O Sr. Visconde do Banho: — De modo algum pretendi tomar a posição e V. Ex.ª; porém creio que é licito a qualquer Membro da Camara dizer em publico o que intende, e o que eu desejo é que antes de se discutir este Projecto toda a Nação Portugueza soubesse delle; que se tirassem mais copias na imprensa, e que se mandassem para as Provincias; que se imprimisse no Diario do Governo; e que se désse para ordem do dia, em um praso razoavel: isto não é querer uma addiação sine die. O Digno Par parece que me não intendeu bem, ou eu não me sube explicar; o fim de minha proposta era, para de alguma maneira dar tempo a que se manifestassem as idéas a este respeito, e estou certo de que algumas hão de apparecer sobre uma materia, que a fallar a verdade, nem todos se acham muito habilitados para tractar della sem ouvir a opinião de muitos. Esta era a explicação que eu queria dar ao Digno Par, e creio que elle agora me ha de ter intendido bem, sem me attribuir que eu queria um addiamento sine die.
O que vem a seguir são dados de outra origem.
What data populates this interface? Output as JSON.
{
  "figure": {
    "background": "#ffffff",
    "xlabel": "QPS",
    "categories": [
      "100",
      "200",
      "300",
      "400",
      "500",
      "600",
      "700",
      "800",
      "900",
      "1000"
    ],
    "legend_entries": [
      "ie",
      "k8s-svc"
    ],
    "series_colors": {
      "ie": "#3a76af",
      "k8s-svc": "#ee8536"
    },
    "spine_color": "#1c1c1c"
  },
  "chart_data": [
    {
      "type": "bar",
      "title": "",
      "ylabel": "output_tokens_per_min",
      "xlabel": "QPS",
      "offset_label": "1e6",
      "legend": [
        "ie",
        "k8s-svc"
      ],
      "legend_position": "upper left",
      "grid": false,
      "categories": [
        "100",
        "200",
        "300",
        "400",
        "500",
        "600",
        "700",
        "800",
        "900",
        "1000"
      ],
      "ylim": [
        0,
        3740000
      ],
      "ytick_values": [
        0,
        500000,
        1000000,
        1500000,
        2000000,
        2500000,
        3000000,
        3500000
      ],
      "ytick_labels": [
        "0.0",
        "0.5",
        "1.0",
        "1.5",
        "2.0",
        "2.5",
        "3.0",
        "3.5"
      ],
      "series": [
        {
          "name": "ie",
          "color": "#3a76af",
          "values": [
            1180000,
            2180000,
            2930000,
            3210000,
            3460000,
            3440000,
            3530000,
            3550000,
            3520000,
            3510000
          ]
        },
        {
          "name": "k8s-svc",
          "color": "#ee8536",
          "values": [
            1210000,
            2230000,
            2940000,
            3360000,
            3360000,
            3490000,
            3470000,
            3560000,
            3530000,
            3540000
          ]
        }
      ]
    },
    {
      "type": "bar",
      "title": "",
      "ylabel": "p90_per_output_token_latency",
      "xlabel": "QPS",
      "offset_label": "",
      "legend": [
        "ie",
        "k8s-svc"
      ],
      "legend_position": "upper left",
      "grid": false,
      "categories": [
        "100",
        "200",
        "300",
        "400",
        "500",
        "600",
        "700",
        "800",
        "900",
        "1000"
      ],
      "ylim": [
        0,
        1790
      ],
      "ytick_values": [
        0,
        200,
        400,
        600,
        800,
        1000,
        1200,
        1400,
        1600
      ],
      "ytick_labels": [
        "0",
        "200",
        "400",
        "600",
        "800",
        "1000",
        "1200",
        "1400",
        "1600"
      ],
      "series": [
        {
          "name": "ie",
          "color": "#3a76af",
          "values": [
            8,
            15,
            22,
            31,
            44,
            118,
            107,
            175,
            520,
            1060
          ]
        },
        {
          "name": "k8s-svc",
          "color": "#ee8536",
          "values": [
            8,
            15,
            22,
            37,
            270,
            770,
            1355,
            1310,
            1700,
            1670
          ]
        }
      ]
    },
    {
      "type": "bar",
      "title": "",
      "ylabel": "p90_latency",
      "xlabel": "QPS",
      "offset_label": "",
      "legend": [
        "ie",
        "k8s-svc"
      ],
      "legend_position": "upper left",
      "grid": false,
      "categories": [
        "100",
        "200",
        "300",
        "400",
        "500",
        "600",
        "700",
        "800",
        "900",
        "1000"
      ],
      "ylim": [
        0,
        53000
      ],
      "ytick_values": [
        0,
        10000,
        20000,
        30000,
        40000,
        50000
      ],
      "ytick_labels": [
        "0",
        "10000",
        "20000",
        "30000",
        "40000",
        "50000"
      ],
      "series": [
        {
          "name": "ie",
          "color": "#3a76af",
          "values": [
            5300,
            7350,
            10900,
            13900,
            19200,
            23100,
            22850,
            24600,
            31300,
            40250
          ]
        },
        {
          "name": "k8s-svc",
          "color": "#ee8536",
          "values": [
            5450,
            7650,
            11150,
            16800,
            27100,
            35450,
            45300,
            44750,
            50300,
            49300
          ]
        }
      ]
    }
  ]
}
O Sr. Visconde de Villarinho de S. Romão: — Depois do que tem dito o Digno Par o Sr. Barão de Renduffe, pouco me resta a dizer; mas é certo que discutindo nós esta Lei démos-lhe toda a publicidade necessaria, e satisfizemos ao mesmo tempo a essas immensas representações, que tem vindo a esta Camara, escriptas com lagrimas de tantas familias, que estão esbulhadas de seus bens por causa das disposições injustas, absurdas, e anti-constitucionaes do Decreto de 13 de Agosto de 1832. Em consequencia disto é preciso que com toda a possivel brevidade tractemos de remediar males tão grandes, sem as demoras que propoz o Sr. Visconde do Banho; porque o Systema Constitucional traz comsigo, e é cousa propria da sua natureza, a demora da discussão das Leis, em razão da muita circumspecção com que devem ser feitas. Desta Camara passará o Projecto para a dos Srs. Deputados, aonde entra n'uma Commissão, e tem novas demoras; por conseguinte quem quizer escrever sobre ella tem bastante tempo de o poder fazer. — Lembrem-se porém os Dignos Pares que me escutam = que dous terços dos proprietarios de Portugal estão esbulhados de todos, ou de parte de seus bens por causa do tal Decreto já mencionada, e que na Cidade do Porto acontece uma cousa mui singular. = Aquelles que tiveram as suas casas despedaçadas com as bombas, que concorreram com o sangue de seus filhos ou parentes para sustentar a liberdade, e que fizeram os maiores sacrificios por ella, estão agora esbulhados passando a fruir os fóros que elles deviam receber, aquelles mesmos Milicianos do Minho que tantas balas dispararam contra os peitos de nossos illustres defensores!... Cousa tão monstruosa nunca se viu em tempos despoticos, e não pode deixar de encher de affronta e de horror os tempos constitucionaes. Por consequencia apoio o Digno Par o Sr. Visconde do Banho, em tudo quanto respeita á publicidade deste Projecto; quanto a demora delle, por nenhuma forma, e peço a V. Ex.ª que se restrinja ao Regimento, e o dê para ordem do dia quando o julgar conveviente.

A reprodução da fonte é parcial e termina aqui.